А подробности биографии обозначены во флешбэках, но опять-таки подчеркивается исключительно связь с родителями, и все. Показано без подробностей, на уровне аллегории. Сцена встречи с отцом, вернувшимся с фронта, будто прямо взята из «Зеркала» Тарковского. И ничего не предвещает прыжка «из царства необходимости в царство свободы», пока - мысленно - его не одобрит мама.

Каков итог? По мысли Файнса, в оттепели начала 1960-х могла быть только одна свобода - эгоцентрическая. Героя все так или иначе хотят использовать, кроме семьи, он же пытается быть верным своему призванию, как его нащупывает и понимает. А на все условности, включая политическую риторику, плевать хотел. Этот Нуреев не стал бы, вероятно, играть Валентино у Кена Рассела - звезду, которую унижают. Все идут навстречу гению, пока не натолкнутся на стену «я».

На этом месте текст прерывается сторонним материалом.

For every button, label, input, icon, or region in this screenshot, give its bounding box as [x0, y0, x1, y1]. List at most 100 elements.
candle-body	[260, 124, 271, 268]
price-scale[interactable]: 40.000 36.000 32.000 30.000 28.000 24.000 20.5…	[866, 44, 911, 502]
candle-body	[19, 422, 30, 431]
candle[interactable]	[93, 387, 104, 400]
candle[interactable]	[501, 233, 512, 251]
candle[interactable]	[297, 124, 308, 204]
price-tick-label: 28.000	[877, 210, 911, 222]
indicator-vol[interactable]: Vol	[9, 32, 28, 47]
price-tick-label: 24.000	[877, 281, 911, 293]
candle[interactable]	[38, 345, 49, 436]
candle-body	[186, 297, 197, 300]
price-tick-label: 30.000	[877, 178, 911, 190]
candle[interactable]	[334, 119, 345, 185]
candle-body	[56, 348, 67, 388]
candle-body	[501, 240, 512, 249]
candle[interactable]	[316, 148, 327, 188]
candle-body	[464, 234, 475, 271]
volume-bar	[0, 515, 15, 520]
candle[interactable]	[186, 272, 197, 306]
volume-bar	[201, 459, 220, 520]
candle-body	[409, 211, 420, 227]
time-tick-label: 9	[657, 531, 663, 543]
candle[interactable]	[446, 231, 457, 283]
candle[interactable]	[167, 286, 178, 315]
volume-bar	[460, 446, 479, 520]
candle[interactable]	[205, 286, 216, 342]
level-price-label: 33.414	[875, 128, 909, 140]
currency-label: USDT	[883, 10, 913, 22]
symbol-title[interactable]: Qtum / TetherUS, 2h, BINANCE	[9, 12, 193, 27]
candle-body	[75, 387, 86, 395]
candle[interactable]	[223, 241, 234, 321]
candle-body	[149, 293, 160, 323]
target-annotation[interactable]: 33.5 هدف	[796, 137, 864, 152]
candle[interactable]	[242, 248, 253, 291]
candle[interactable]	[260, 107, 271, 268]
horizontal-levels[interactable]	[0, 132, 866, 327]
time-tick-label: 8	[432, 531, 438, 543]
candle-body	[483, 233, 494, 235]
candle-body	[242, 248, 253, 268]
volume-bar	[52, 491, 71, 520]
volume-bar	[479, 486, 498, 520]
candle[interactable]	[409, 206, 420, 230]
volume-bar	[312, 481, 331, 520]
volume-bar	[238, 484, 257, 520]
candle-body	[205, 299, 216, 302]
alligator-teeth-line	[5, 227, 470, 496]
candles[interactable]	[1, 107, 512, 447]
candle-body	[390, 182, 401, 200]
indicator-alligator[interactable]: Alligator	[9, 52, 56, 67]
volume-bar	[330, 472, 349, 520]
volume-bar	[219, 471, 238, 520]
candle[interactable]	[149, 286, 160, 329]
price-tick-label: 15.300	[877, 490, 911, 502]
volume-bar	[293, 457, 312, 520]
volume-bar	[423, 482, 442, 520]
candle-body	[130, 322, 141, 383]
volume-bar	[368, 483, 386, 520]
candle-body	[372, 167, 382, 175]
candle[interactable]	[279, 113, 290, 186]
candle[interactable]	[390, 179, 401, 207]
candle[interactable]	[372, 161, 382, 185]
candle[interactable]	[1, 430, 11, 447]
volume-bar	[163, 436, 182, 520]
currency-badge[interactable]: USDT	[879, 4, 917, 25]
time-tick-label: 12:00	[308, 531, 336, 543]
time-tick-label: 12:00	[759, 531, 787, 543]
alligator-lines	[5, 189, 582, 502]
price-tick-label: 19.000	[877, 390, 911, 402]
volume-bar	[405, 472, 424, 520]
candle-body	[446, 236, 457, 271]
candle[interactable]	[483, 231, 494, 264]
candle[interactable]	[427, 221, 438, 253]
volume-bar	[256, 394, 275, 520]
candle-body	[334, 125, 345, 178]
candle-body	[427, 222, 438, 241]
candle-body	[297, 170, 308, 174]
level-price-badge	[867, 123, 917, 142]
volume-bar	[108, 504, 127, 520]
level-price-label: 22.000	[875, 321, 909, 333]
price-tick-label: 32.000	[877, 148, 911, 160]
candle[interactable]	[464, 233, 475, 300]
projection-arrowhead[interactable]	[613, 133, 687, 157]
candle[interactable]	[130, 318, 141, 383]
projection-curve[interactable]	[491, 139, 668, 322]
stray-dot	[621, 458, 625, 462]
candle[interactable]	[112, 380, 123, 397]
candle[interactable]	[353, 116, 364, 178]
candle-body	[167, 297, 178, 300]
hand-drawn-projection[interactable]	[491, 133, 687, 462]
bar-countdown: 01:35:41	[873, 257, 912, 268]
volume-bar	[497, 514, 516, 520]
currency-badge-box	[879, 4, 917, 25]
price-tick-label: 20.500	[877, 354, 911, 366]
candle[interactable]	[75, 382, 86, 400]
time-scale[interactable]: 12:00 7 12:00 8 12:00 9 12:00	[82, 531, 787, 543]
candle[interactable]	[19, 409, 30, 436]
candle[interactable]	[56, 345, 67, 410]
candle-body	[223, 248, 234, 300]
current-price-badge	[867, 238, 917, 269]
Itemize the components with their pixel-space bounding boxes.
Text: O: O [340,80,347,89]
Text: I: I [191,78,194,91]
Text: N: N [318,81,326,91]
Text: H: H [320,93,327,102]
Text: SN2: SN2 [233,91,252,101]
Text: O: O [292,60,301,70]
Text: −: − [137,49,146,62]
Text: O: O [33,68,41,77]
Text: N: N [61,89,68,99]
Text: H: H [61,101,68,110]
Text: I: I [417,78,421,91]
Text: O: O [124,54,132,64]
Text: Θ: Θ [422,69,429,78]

И ведь не скажешь, что такая трактовка характера Нуреева не имеет права на жизнь. Автор этих строк видел могилу прямо в центре кладбища Сен-Женевьев-де-Буа под Парижем, где похоронен Тарковский, - «роль» надгробия выполняет роскошный мозаичный ковер. Это что-то фантастическое. Даже там, у Бога, великий танцовщик взял себе отдельную особенную территорию.